Che coincidenza, anche la mia spada si chiama
così. »
Improvvisamente
si ritrovò davanti quella ragazza, quella Nike, che
afferrava con forza il
pipistrello e la sgridò con tono amorevole. Guardandola da
vicino, Ulquiorra
ebbe la sensazione che avesse un’aria familiare, anche se non
riusciva a ricordare
cosa. E comunque, lei non poteva vederlo. Infatti tornò sui
suoi passi senza
degnarlo di un sguardo, al contrario del pipistrello.
«
Quella femmina… E’ proprio strana. »
disse a voce bassa, tant’è che Yammy non
poté sentirlo.
« Sei
davvero bizzarra, Nike. » disse la sua amica. «
Legarti così al passato… »
«
Legarmi? » fece lei. « Sbagli,
Natasha. Lui mi ha
imprigionata. »
Sparì
dalla vista di Ulquiorra, incrociando per un’ultima volta lo
sguardo con quel
pipistrello.

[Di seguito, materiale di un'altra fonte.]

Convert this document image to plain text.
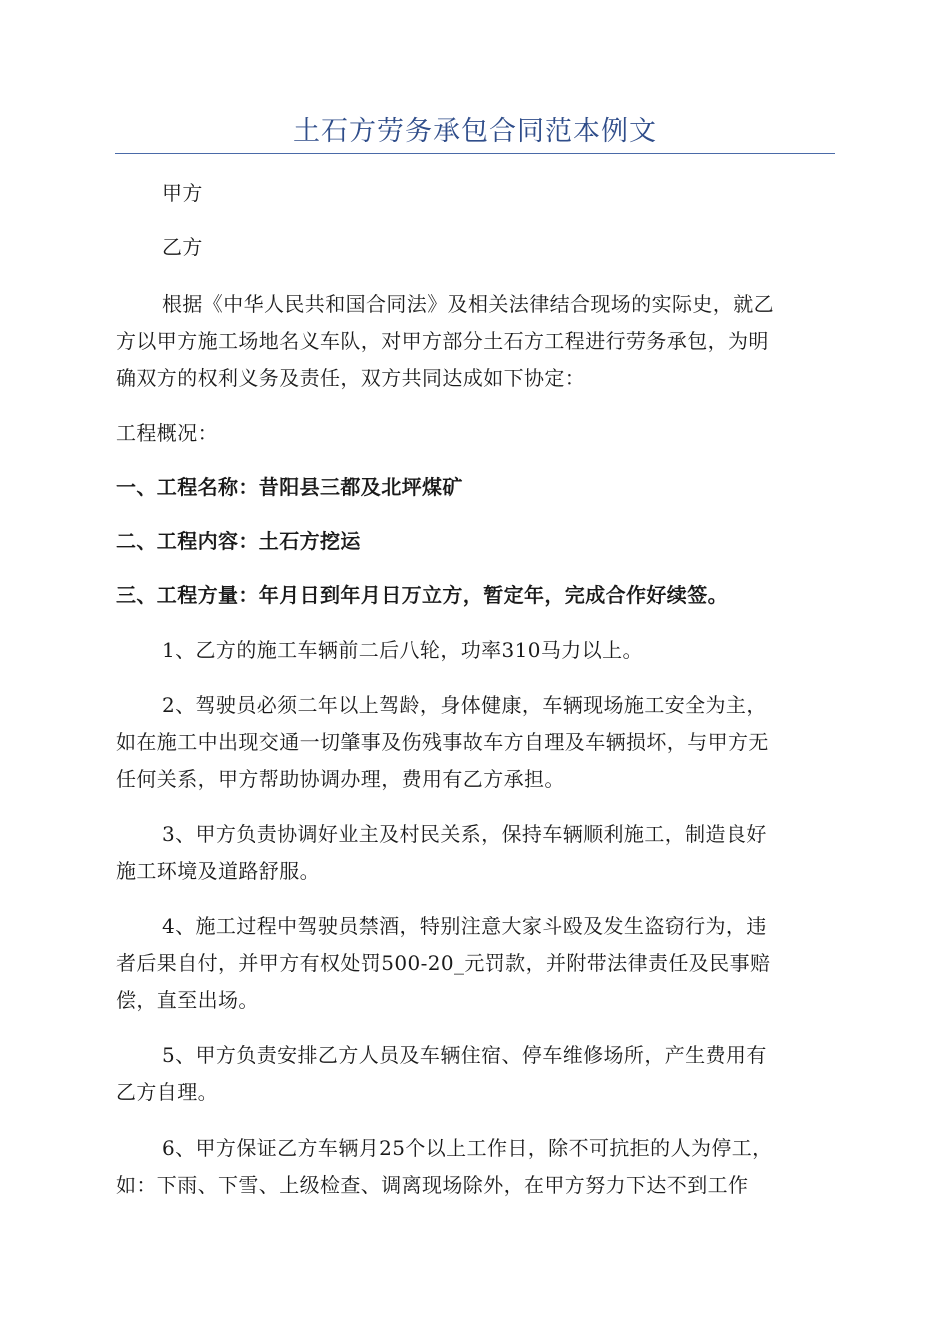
土石方劳务承包合同范本例文

甲方

乙方

根据《中华人民共和国合同法》及相关法律结合现场的实际史，就乙
方以甲方施工场地名义车队，对甲方部分土石方工程进行劳务承包，为明
确双方的权利义务及责任，双方共同达成如下协定：

工程概况：

一、工程名称：昔阳县三都及北坪煤矿

二、工程内容：土石方挖运

三、工程方量：年月日到年月日万立方，暂定年，完成合作好续签。

1、乙方的施工车辆前二后八轮，功率310马力以上。

2、驾驶员必须二年以上驾龄，身体健康，车辆现场施工安全为主，
如在施工中出现交通一切肇事及伤残事故车方自理及车辆损坏，与甲方无
任何关系，甲方帮助协调办理，费用有乙方承担。

3、甲方负责协调好业主及村民关系，保持车辆顺利施工，制造良好
施工环境及道路舒服。

4、施工过程中驾驶员禁酒，特别注意大家斗殴及发生盗窃行为，违
者后果自付，并甲方有权处罚500-20_元罚款，并附带法律责任及民事赔
偿，直至出场。

5、甲方负责安排乙方人员及车辆住宿、停车维修场所，产生费用有
乙方自理。

6、甲方保证乙方车辆月25个以上工作日，除不可抗拒的人为停工，
如：下雨、下雪、上级检查、调离现场除外，在甲方努力下达不到工作
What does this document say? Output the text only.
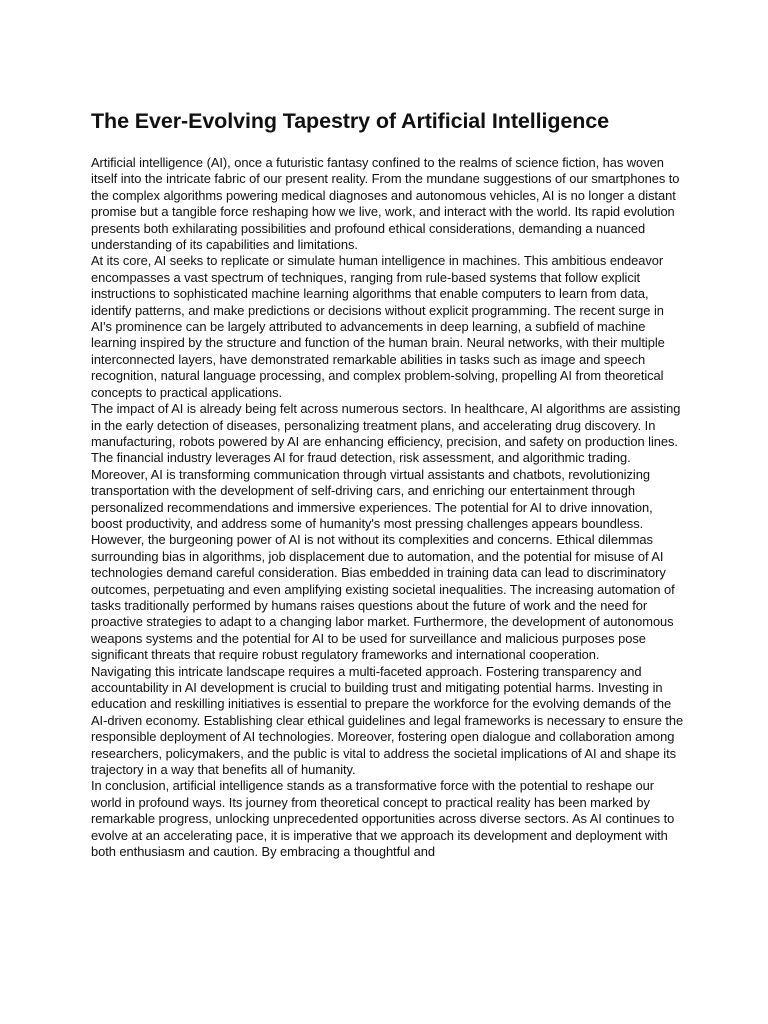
The Ever-Evolving Tapestry of Artificial Intelligence

Artificial intelligence (AI), once a futuristic fantasy confined to the realms of science fiction, has woven itself into the intricate fabric of our present reality. From the mundane suggestions of our smartphones to the complex algorithms powering medical diagnoses and autonomous vehicles, AI is no longer a distant promise but a tangible force reshaping how we live, work, and interact with the world. Its rapid evolution presents both exhilarating possibilities and profound ethical considerations, demanding a nuanced understanding of its capabilities and limitations.

At its core, AI seeks to replicate or simulate human intelligence in machines. This ambitious endeavor encompasses a vast spectrum of techniques, ranging from rule-based systems that follow explicit instructions to sophisticated machine learning algorithms that enable computers to learn from data, identify patterns, and make predictions or decisions without explicit programming. The recent surge in AI's prominence can be largely attributed to advancements in deep learning, a subfield of machine learning inspired by the structure and function of the human brain. Neural networks, with their multiple interconnected layers, have demonstrated remarkable abilities in tasks such as image and speech recognition, natural language processing, and complex problem-solving, propelling AI from theoretical concepts to practical applications.

The impact of AI is already being felt across numerous sectors. In healthcare, AI algorithms are assisting in the early detection of diseases, personalizing treatment plans, and accelerating drug discovery. In manufacturing, robots powered by AI are enhancing efficiency, precision, and safety on production lines. The financial industry leverages AI for fraud detection, risk assessment, and algorithmic trading. Moreover, AI is transforming communication through virtual assistants and chatbots, revolutionizing transportation with the development of self-driving cars, and enriching our entertainment through personalized recommendations and immersive experiences. The potential for AI to drive innovation, boost productivity, and address some of humanity's most pressing challenges appears boundless.

However, the burgeoning power of AI is not without its complexities and concerns. Ethical dilemmas surrounding bias in algorithms, job displacement due to automation, and the potential for misuse of AI technologies demand careful consideration. Bias embedded in training data can lead to discriminatory outcomes, perpetuating and even amplifying existing societal inequalities. The increasing automation of tasks traditionally performed by humans raises questions about the future of work and the need for proactive strategies to adapt to a changing labor market. Furthermore, the development of autonomous weapons systems and the potential for AI to be used for surveillance and malicious purposes pose significant threats that require robust regulatory frameworks and international cooperation.

Navigating this intricate landscape requires a multi-faceted approach. Fostering transparency and accountability in AI development is crucial to building trust and mitigating potential harms. Investing in education and reskilling initiatives is essential to prepare the workforce for the evolving demands of the AI-driven economy. Establishing clear ethical guidelines and legal frameworks is necessary to ensure the responsible deployment of AI technologies. Moreover, fostering open dialogue and collaboration among researchers, policymakers, and the public is vital to address the societal implications of AI and shape its trajectory in a way that benefits all of humanity.

In conclusion, artificial intelligence stands as a transformative force with the potential to reshape our world in profound ways. Its journey from theoretical concept to practical reality has been marked by remarkable progress, unlocking unprecedented opportunities across diverse sectors. As AI continues to evolve at an accelerating pace, it is imperative that we approach its development and deployment with both enthusiasm and caution. By embracing a thoughtful and
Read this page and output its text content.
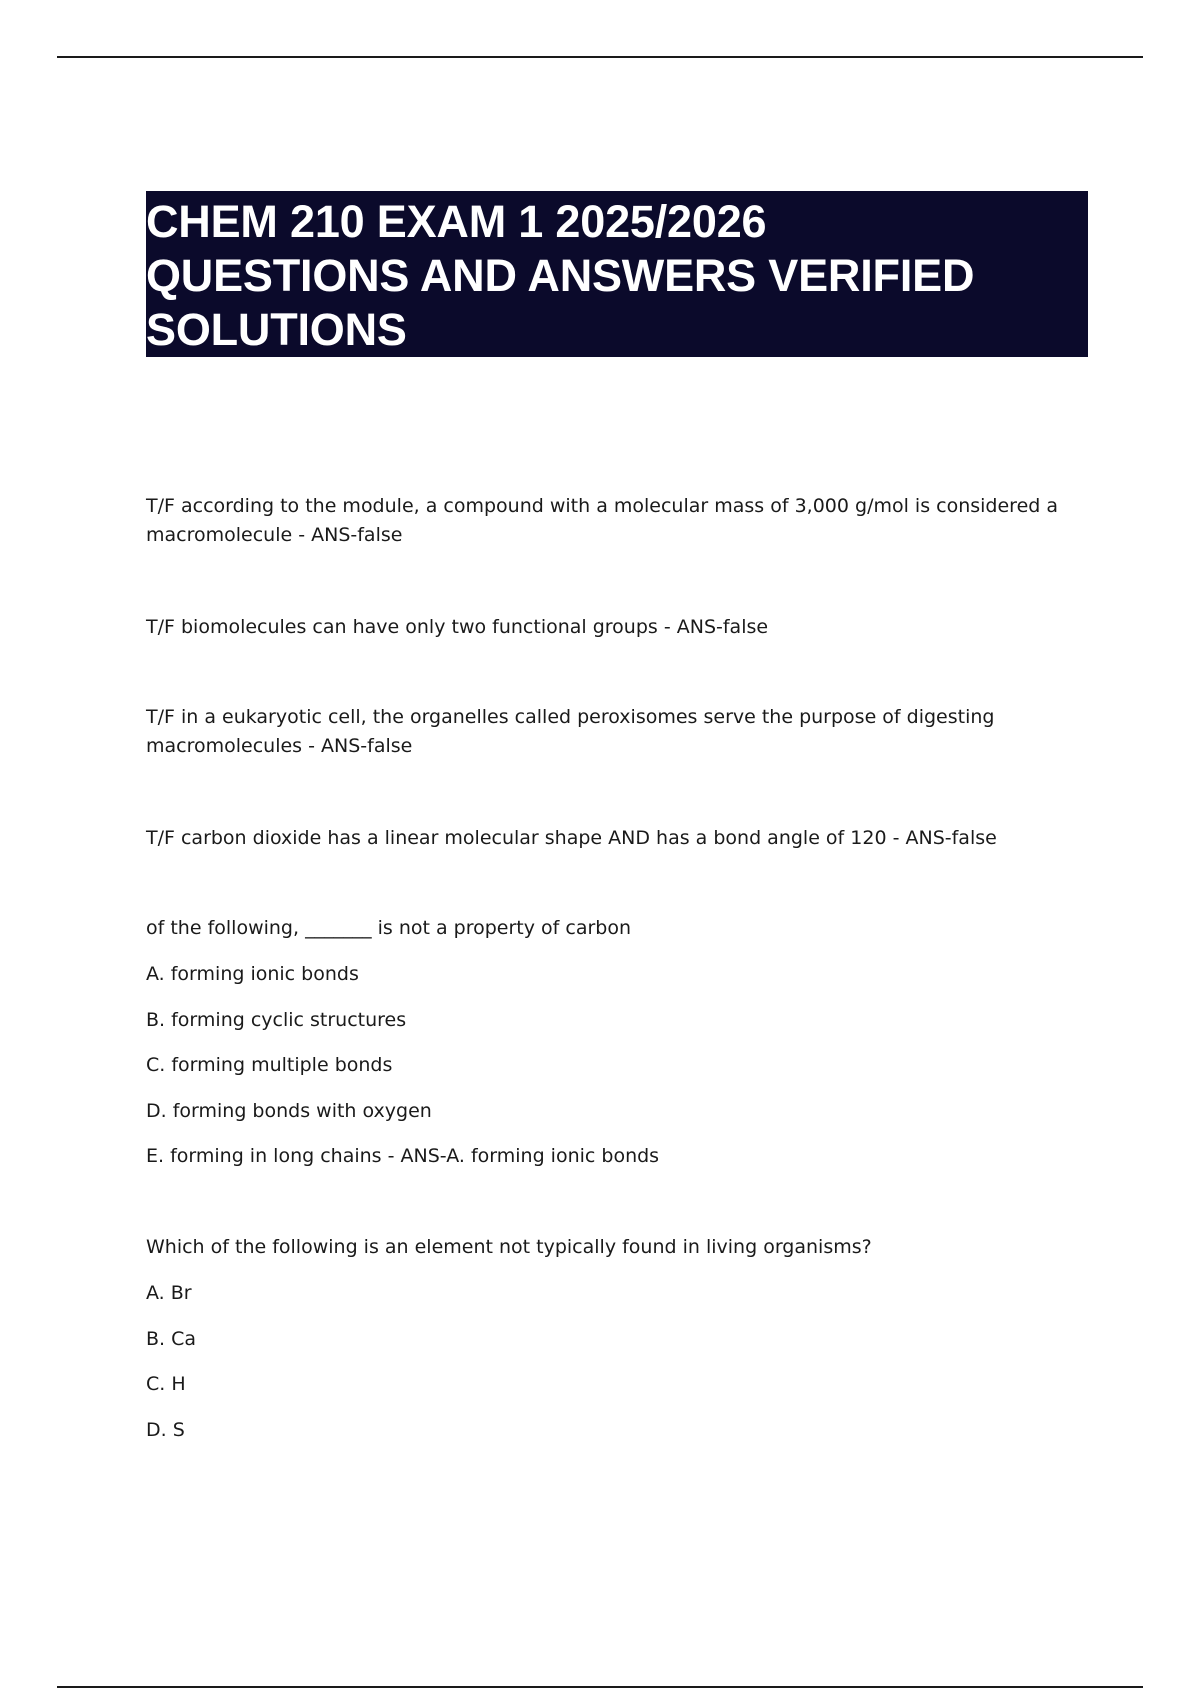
CHEM 210 EXAM 1 2025/2026
QUESTIONS AND ANSWERS VERIFIED
SOLUTIONS
T/F according to the module, a compound with a molecular mass of 3,000 g/mol is considered a macromolecule - ANS-false
T/F biomolecules can have only two functional groups - ANS-false
T/F in a eukaryotic cell, the organelles called peroxisomes serve the purpose of digesting macromolecules - ANS-false
T/F carbon dioxide has a linear molecular shape AND has a bond angle of 120 - ANS-false
of the following, _______ is not a property of carbon
A. forming ionic bonds
B. forming cyclic structures
C. forming multiple bonds
D. forming bonds with oxygen
E. forming in long chains - ANS-A. forming ionic bonds
Which of the following is an element not typically found in living organisms?
A. Br
B. Ca
C. H
D. S
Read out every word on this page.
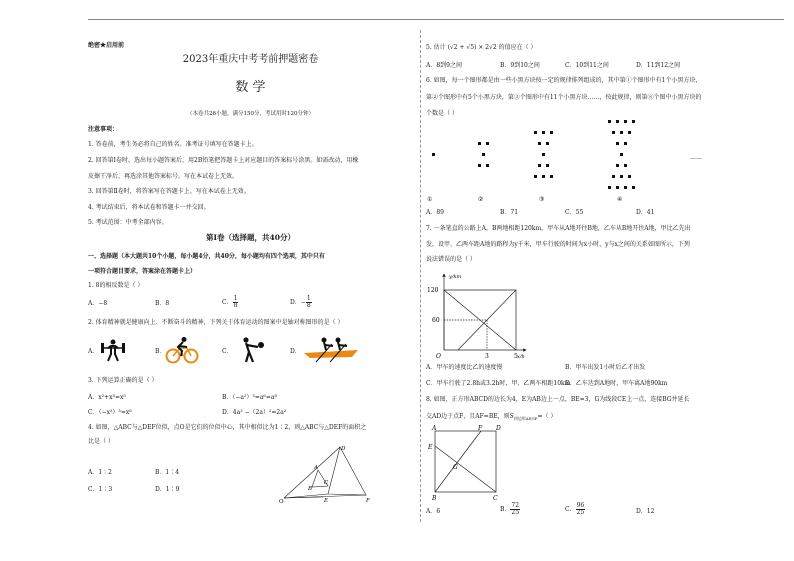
绝密★启用前
2023年重庆中考考前押题密卷
数 学
（本卷共26小题，满分150分，考试用时120分钟）
注意事项：
1. 答卷前，考生务必将自己的姓名、准考证号填写在答题卡上。
2. 回答第Ⅰ卷时，选出每小题答案后，用2B铅笔把答题卡上对应题目的答案标号涂黑。如需改动，用橡
皮擦干净后，再选涂其他答案标号。写在本试卷上无效。
3. 回答第Ⅱ卷时，将答案写在答题卡上。写在本试卷上无效。
4. 考试结束后，将本试卷和答题卡一并交回。
5. 考试范围：中考全部内容。
第Ⅰ卷（选择题，共40分）
一、选择题（本大题共10个小题，每小题4分，共40分，每小题均有四个选项，其中只有
一项符合题目要求，答案涂在答题卡上）
1. 8的相反数是（ ）
A．−8	B．8	C． $\frac{1}{8}$	D．− $\frac{1}{8}$
2. 体育精神就是健康向上、不断奋斗的精神，下列关于体育运动的图案中是轴对称图形的是（ ）
A．	B．	C．	D．
3. 下列运算正确的是（ ）
A．x²+x³=x⁵	B．（−a²）³=a⁶=a⁸
C．（−x²）³=x⁶	D．4a² −（2a）²=2a²
4. 如图，△ABC与△DEF位似，点O是它们的位似中心，其中相似比为1∶2，则△ABC与△DEF的面积之
比是（ ）
A．1∶2	B．1∶4
C．1∶3	D．1∶9
O
A
B
C
D
E	F
5. 估计 (√2 + √5) × 2√2 的值应在（ ）
A．8到9之间	B．9到10之间	C．10到11之间	D．11到12之间
6. 如图，每一个图形都是由一些小黑方块按一定的规律排列组成的，其中第①个图形中有1个小黑方块，
第②个图形中有5个小黑方块，第③个图形中有11个小黑方块……，按此规律，则第⑧个图中小黑方块的
个数是（ ）
……
①	②	③	④
A．89	B．71	C．55	D．41
7. 一条笔直的公路上A，B两地相距120km，甲车从A地开往B地，乙车从B地开往A地，甲比乙先出
发，设甲、乙两车距A地的路程为y千米，甲车行驶的时间为x小时，y与x之间的关系如图所示，下列
说法错误的是（ ）
y/km
x/h
O
120
60
3	5
A．甲车的速度比乙的速度慢	B．甲车出发1小时后乙才出发
C．甲车行驶了2.8h或3.2h时，甲、乙两车相距10km
D．乙车达到A地时，甲车离A地90km
8. 如图，正方形ABCD的边长为4，E为AB边上一点，BE=3，G为线段CE上一点，连接BG并延长
交AD边于点F，且AF=BE，则$S_{四边形AEGF}=$（ ）
A
B	C
D
E
F
G
A．6	B． $\frac{72}{25}$	C． $\frac{96}{25}$	D．12
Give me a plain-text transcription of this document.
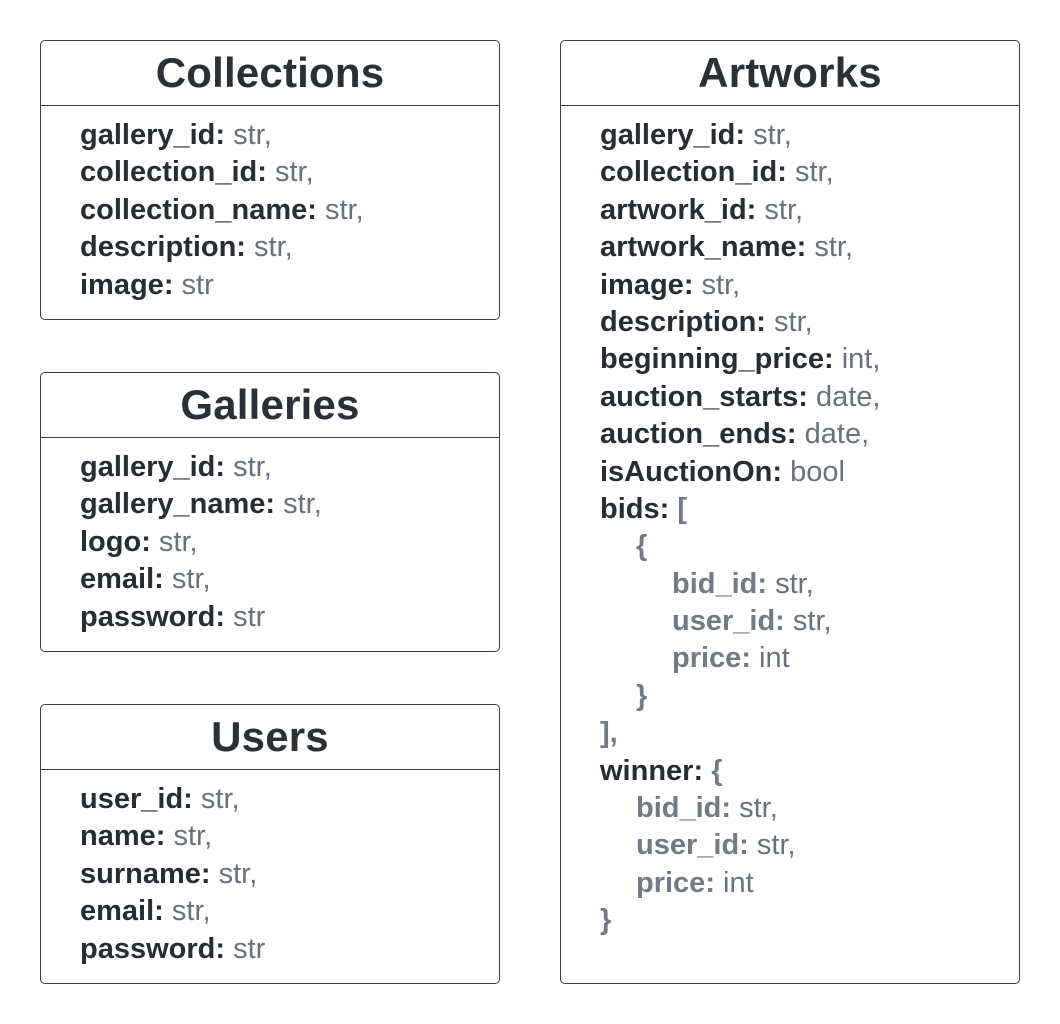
Collections
gallery_id: str,
collection_id: str,
collection_name: str,
description: str,
image: str
Galleries
gallery_id: str,
gallery_name: str,
logo: str,
email: str,
password: str
Users
user_id: str,
name: str,
surname: str,
email: str,
password: str
Artworks
gallery_id: str,
collection_id: str,
artwork_id: str,
artwork_name: str,
image: str,
description: str,
beginning_price: int,
auction_starts: date,
auction_ends: date,
isAuctionOn: bool
bids: [
{
bid_id: str,
user_id: str,
price: int
}
],
winner: {
bid_id: str,
user_id: str,
price: int
}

Per un attimo sembrò felice di averlo visto.
Come se si
conoscessero da sempre, ma Ulquiorra non sapeva proprio dire il
perché. Le
stranezze da animali, pensò.
«
Ulquiorra? » lo chiamò Yammy.
Il
ragazzo si voltò, rimettendo le mani in tasca e passando
avanti. « Andiamocene,
Yammy. »
Non
lo confidò a nessuno, ma ripensò a quella ragazza
e al suo animaletto per molto
tempo. Anche quando quella femmina di nome Orihime Inoue fu portata al
covo di
Las Noches, nell’Hueco Mundo, dove lui risiedeva con Aizen e
altri arrancar per
contrastare il nemico giurato di sua eccellenza, un tale Ichigo
Kurosaki molto
legato alla ragazza. Per alcuni tratti gli ricordava quella incontrata
in quel
posto chiamato Budapest. Ciò servì solo a
confondergli di più le idee, a
sforzarlo di ricordare qualcosa che non veniva proprio in mente. Quando
diventò
un arrancar aveva stabilito un accordo con Aizen, ma ricordava
vagamente anche
quello. Sapeva a malapena perché era diventato un hollow.
Ricordava di essere
morto travolto da una macchina, e nulla di più. di
ciò che c’era pria, e ciò
che successe dopo, erano solo immagini confuse, in cui lui era un
mostro, o un
ragazzo che se ne stava appostato accanto a una pietra.
Concluse
che era inutile scervellarsi più di tanto su cose che non
ricordava e no
sarebbe mai riuscito a ricordare, ma c’era sempre qualcosa
che lo induceva a
tornare a pensare a lei, a Nike.
Sbagli,
Natasha. Lui mi ha imprigionata.
Da
chi? Ma poi, perché gli importava così tanto?
Cosa
c’entrava lui?
Sciocchezze
da umani.
O
forse era perché si era riconosciuto in quel disagio? In
quel senso di
appartenenza che non capiva e che aveva sfogato sulla sua spada, che
aveva lo
stesso nome del pipistrello di quella donna?
Si
rese conto solo mentre lottava con quell’Ichigo,
dell’incredibile, e se
vogliamo, crudele, ironia della sorte.
«
Imprigiona, Murciélago. »
Di
chi era stato prigioniero lui? Chi aveva imprigionato nella sua vita
precedente, con quelle enormi ali da pipistrello?
Cosa
portava di sé quella Nike?
Inutile,
non lo avrebbe mai capito.
Doveva
pensare a eseguire gli ordini di sua eccellenza Aizen, adesso.